Wird sich die Publikumszusammensetzung bei Festivals und Konzerten verändern? Welche Klientel kann und will die erhöhten Preise noch zahlen?

Mario: Eine Generalisierung ist da schwierig. Dazu sind die Formate und das damit angesprochene Besucherklientel zu unterschiedlich. Hättest du mich vor 20 Jahren gefragt, ob du dir vorstellen kannst, jemals 250 bis 500 D-Mark für eine Veranstaltung zu bezahlen, hätte ich das inbrünstig verneint – heute haben wir diese Preise und zwar in Euro. Der Trend zu immer größeren Events wird sich nicht verlangsamen, da man gesellschaftlich darauf geprägt wurden in „more value for the money“-Schemata zu denken. Einer der wichtigsten Leitsätze überhaupt für unsere „Geiz ist Geil“-Mentalität. Relativierend muss man aber sagen, dass sich das gute Gefühl auf Rock- oder Heavy-Metal-Konzerten zu sein, an der sehr hohen Ausnahmequote zum oben genannten Normal liegt.

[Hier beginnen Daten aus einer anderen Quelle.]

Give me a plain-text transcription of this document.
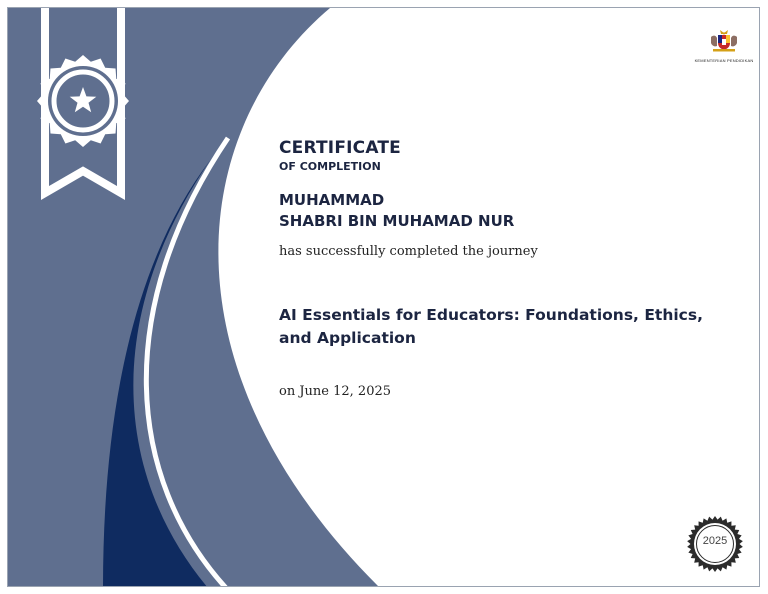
KEMENTERIAN PENDIDIKAN
CERTIFICATE

OF COMPLETION

MUHAMMAD
SHABRI BIN MUHAMAD NUR

has successfully completed the journey

AI Essentials for Educators: Foundations, Ethics,
and Application

on June 12, 2025

2025
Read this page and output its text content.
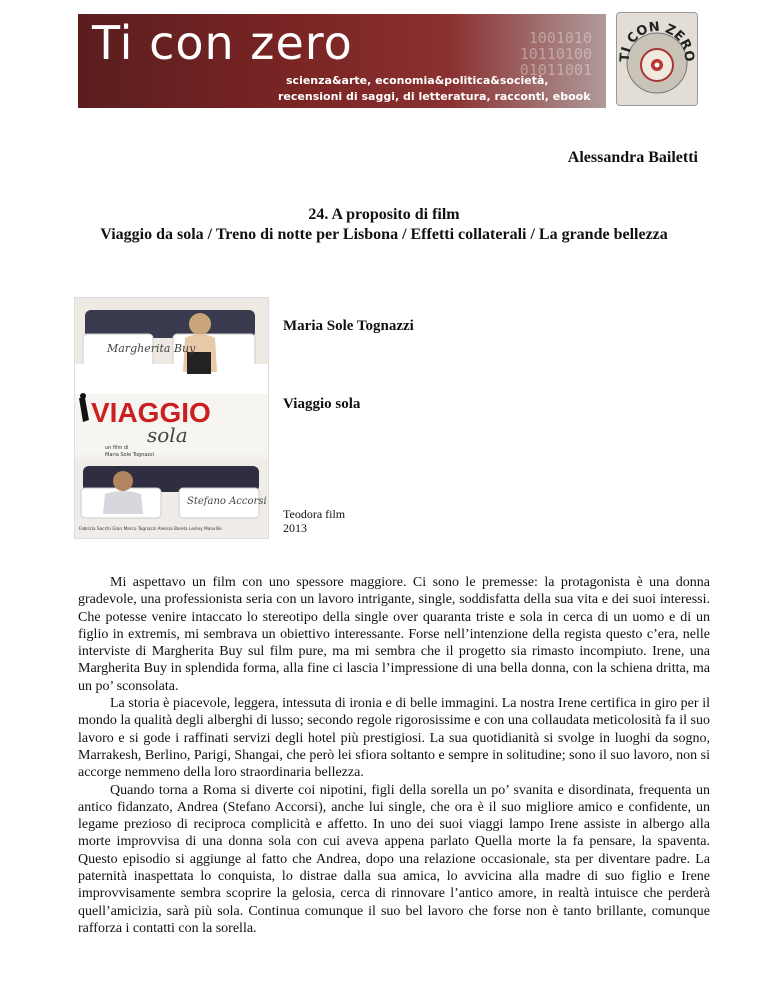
1001010
10110100
01011001
Ti con zero
scienza&arte, economia&politica&società,
recensioni di saggi, di letteratura, racconti, ebook
TI CON ZERO
Alessandra Bailetti
24. A proposito di film
Viaggio da sola / Treno di notte per Lisbona / Effetti collaterali / La grande bellezza
Margherita Buy
VIAGGIO
sola
un film di
Maria Sole Tognazzi
Stefano Accorsi
Fabrizia Sacchi Gian Marco Tognazzi Alessia Barela Lesley Manville
Maria Sole Tognazzi
Viaggio sola
Teodora film
2013

Mi aspettavo un film con uno spessore maggiore. Ci sono le premesse: la protagonista è una donna gradevole, una professionista seria con un lavoro intrigante, single, soddisfatta della sua vita e dei suoi interessi. Che potesse venire intaccato lo stereotipo della single over quaranta triste e sola in cerca di un uomo e di un figlio in extremis, mi sembrava un obiettivo interessante. Forse nell’intenzione della regista questo c’era, nelle interviste di Margherita Buy sul film pure, ma mi sembra che il progetto sia rimasto incompiuto. Irene, una Margherita Buy in splendida forma, alla fine ci lascia l’impressione di una bella donna, con la schiena dritta, ma un po’ sconsolata.

La storia è piacevole, leggera, intessuta di ironia e di belle immagini. La nostra Irene certifica in giro per il mondo la qualità degli alberghi di lusso; secondo regole rigorosissime e con una collaudata meticolosità fa il suo lavoro e si gode i raffinati servizi degli hotel più prestigiosi. La sua quotidianità si svolge in luoghi da sogno, Marrakesh, Berlino, Parigi, Shangai, che però lei sfiora soltanto e sempre in solitudine; sono il suo lavoro, non si accorge nemmeno della loro straordinaria bellezza.

Quando torna a Roma si diverte coi nipotini, figli della sorella un po’ svanita e disordinata, frequenta un antico fidanzato, Andrea (Stefano Accorsi), anche lui single, che ora è il suo migliore amico e confidente, un legame prezioso di reciproca complicità e affetto. In uno dei suoi viaggi lampo Irene assiste in albergo alla morte improvvisa di una donna sola con cui aveva appena parlato Quella morte la fa pensare, la spaventa. Questo episodio si aggiunge al fatto che Andrea, dopo una relazione occasionale, sta per diventare padre. La paternità inaspettata lo conquista, lo distrae dalla sua amica, lo avvicina alla madre di suo figlio e Irene improvvisamente sembra scoprire la gelosia, cerca di rinnovare l’antico amore, in realtà intuisce che perderà quell’amicizia, sarà più sola. Continua comunque il suo bel lavoro che forse non è tanto brillante, comunque rafforza i contatti con la sorella.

Geht der Trend zu mehr Open Air? Auch außerhalb der Sommersaison? Wäre es sinnvoll, den Betrieb in kleinen und schlecht durchlüfteten Venues entsprechend einzudämmen?

Jarne: Nein, das glaube ich nicht. Wir werden bald erkennen, dass Viren ein Teil unseres Lebens sind und schon immer waren. Wir werden damit umgehen und uns auch wieder in stickige Clubs trauen. Die Angst spielt mit uns nur solange, wie wir mit uns spielen lassen und Angst machen ist wieder in Mode. Aufstehen und für die Freiheit kämpfen. Jetzt!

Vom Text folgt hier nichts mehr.